Irritability can be extreme. Small sounds feel overwhelming. Light feels too bright. The nervous system is so overactivated that normal sensory input becomes genuinely painful. Depression often follows, sometimes persisting for weeks after the acute physical symptoms have resolved. This emotional rawness is part of why relapse rates are high in the days and weeks after detox.

Nutritional Damage and Brain Health

Heavy drinking depletes vitamin B1 (thiamine), and this deficiency can cause serious brain damage during or after withdrawal. The condition, called Wernicke-Korsakoff syndrome, damages areas of the brain involved in memory, coordination, and basic cognitive function. The early stage causes confusion, difficulty with eye movements, and poor coordination. If it progresses, permanent memory loss can result, where a person loses the ability to form new memories or recall recent events.

Thiamine supplementation is a standard part of medical detox for this reason. For heavy drinkers who aren’t ready to quit, maintaining adequate nutrition and taking B-vitamin supplements reduces the risk, though it doesn’t eliminate it.

What Medical Detox Looks Like

Medical detoxification typically involves medications that act on the same brain pathways as alcohol, calming the hyperexcitable nervous system and preventing seizures. Doctors monitor symptoms using a standardized scale that tracks 10 categories: tremor, sweating, anxiety, agitation, nausea, headache, and disturbances in hearing, vision, touch, and mental clarity. Your scores determine how much medication you receive and how closely you’re monitored.

For mild withdrawal (low scores on that scale), you may not need medication at all. Moderate to severe withdrawal typically requires medication given either on a fixed schedule or triggered by your symptom scores. The process usually takes 3 to 7 days for the acute phase, though some symptoms like sleep problems, anxiety, and low mood can linger for weeks.

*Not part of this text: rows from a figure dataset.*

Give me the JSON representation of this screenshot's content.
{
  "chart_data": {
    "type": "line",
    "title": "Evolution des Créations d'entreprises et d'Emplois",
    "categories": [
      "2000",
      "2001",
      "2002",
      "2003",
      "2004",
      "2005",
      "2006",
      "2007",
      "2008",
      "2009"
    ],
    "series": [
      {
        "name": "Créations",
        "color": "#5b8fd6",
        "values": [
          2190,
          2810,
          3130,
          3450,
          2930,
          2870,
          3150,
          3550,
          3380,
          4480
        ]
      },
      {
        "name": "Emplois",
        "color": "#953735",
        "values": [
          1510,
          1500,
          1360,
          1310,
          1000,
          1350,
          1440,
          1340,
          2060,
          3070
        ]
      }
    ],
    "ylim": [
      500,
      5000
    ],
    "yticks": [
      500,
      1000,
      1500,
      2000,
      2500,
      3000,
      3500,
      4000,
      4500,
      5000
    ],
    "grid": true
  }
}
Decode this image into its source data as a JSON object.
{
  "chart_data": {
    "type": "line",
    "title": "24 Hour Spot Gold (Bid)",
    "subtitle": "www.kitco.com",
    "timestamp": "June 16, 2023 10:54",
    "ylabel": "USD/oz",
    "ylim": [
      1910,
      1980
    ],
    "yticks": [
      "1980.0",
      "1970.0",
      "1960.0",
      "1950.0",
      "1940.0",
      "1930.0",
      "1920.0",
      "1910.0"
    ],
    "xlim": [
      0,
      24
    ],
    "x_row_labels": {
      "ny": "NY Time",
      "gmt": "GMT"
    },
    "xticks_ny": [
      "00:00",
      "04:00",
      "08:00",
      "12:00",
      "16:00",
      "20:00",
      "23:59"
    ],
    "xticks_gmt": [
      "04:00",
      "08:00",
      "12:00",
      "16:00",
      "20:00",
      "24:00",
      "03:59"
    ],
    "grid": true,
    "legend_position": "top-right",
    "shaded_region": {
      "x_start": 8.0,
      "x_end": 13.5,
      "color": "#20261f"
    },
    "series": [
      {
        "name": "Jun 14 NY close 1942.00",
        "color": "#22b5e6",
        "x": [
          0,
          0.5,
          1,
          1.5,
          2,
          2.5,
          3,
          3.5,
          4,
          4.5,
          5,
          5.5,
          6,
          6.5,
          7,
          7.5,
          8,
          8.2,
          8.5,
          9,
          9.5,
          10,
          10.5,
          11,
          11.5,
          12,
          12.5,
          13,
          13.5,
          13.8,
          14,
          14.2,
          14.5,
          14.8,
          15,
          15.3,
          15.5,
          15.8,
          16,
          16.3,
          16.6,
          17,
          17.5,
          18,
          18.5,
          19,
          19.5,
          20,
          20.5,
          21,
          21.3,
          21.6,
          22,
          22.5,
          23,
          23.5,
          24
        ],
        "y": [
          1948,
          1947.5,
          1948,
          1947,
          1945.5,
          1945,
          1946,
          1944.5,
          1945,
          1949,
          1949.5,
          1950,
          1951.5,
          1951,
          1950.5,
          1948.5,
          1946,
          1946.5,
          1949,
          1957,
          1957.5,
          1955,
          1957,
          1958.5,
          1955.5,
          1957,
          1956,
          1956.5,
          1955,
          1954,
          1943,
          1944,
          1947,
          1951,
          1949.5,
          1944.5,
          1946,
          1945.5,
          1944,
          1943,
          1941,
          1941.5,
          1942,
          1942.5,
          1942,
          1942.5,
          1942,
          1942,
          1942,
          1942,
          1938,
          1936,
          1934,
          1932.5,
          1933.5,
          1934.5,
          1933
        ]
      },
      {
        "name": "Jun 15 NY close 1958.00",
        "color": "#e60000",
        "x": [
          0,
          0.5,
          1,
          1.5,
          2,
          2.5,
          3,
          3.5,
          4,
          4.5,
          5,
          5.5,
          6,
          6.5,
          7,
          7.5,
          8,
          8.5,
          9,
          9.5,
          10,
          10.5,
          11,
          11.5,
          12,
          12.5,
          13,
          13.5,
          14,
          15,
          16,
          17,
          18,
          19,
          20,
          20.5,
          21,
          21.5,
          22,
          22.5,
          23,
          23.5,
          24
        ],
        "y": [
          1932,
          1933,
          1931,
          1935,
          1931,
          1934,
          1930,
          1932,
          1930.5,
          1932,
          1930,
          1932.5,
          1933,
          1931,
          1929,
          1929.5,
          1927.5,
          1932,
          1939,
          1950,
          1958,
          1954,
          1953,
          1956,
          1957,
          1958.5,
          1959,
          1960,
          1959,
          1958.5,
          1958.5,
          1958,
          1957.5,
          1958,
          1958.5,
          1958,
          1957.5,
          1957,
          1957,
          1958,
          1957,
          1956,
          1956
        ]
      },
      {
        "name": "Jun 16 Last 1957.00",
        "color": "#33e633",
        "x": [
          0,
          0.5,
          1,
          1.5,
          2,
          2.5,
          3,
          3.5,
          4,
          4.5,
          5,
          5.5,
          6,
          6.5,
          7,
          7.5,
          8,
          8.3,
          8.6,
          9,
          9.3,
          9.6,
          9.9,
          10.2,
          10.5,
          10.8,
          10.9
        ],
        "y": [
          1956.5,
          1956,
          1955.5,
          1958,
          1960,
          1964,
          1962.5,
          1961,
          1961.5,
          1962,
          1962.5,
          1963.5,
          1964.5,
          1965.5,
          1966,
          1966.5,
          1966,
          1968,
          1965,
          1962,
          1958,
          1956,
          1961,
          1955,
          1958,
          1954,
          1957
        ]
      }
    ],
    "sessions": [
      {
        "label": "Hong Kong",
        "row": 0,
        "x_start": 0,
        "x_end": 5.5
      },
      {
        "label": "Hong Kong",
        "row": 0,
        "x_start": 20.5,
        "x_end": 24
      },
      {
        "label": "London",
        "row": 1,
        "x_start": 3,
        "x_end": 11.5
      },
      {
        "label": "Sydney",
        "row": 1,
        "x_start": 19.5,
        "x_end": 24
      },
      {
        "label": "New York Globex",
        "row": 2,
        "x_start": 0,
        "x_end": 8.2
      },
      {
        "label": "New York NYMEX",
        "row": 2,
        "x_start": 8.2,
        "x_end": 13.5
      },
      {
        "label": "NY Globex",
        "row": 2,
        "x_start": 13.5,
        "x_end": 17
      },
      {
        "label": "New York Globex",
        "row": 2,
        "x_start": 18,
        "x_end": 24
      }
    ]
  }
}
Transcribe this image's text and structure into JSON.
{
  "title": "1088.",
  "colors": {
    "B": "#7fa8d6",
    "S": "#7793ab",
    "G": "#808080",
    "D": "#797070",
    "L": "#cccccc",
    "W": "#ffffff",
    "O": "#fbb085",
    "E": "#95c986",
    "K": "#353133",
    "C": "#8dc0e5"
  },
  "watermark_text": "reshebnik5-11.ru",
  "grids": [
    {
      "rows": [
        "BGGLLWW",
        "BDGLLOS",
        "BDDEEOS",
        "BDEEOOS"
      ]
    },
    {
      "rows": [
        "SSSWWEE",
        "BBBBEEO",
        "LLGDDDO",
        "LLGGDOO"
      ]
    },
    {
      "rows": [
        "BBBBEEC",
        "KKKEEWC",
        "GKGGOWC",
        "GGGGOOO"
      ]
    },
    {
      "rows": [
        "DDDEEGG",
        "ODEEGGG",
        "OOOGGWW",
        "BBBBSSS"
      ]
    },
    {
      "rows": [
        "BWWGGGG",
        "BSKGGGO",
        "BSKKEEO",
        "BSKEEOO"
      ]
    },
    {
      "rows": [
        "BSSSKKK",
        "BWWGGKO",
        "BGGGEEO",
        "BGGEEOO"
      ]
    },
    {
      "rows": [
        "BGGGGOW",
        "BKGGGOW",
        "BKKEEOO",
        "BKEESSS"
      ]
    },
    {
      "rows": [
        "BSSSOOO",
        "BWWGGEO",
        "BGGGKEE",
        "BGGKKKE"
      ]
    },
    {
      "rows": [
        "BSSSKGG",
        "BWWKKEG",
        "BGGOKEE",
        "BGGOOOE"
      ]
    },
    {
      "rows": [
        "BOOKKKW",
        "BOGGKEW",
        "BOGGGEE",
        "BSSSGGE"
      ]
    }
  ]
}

Outpatient detox is an option for people with mild to moderate symptoms, no history of seizures or DTs, and a stable home environment. Severe withdrawal, previous complications, or significant medical problems generally require inpatient care where vital signs can be monitored continuously.

Factors That Predict Severity

Several factors influence how bad your withdrawal will be:

  • Duration of heavy drinking: People who have been drinking heavily for more than 10 years are at the highest risk for severe complications.
  • Daily quantity: Consuming roughly a pint of liquor, 7 to 8 pints of beer, or 4 to 5 pints of wine daily for months significantly raises the risk of DTs.
  • Previous withdrawal history: Each past episode makes the next one worse due to kindling.
  • Overall health: Concurrent infections, head injuries, or other illnesses can trigger more severe withdrawal.
  • Nutritional status: Poor nutrition, especially inadequate food intake, is a direct risk factor for DTs.
  • Age: Older adults tend to experience more severe withdrawal.

If you’ve been drinking heavily for a long time and have been through withdrawal before, stopping abruptly without medical support carries real risk. Alcohol is one of the few substances where withdrawal itself can be fatal, putting it in the same category as benzodiazepines and barbiturates. The safest approach for anyone with a significant drinking history is medically supervised detox.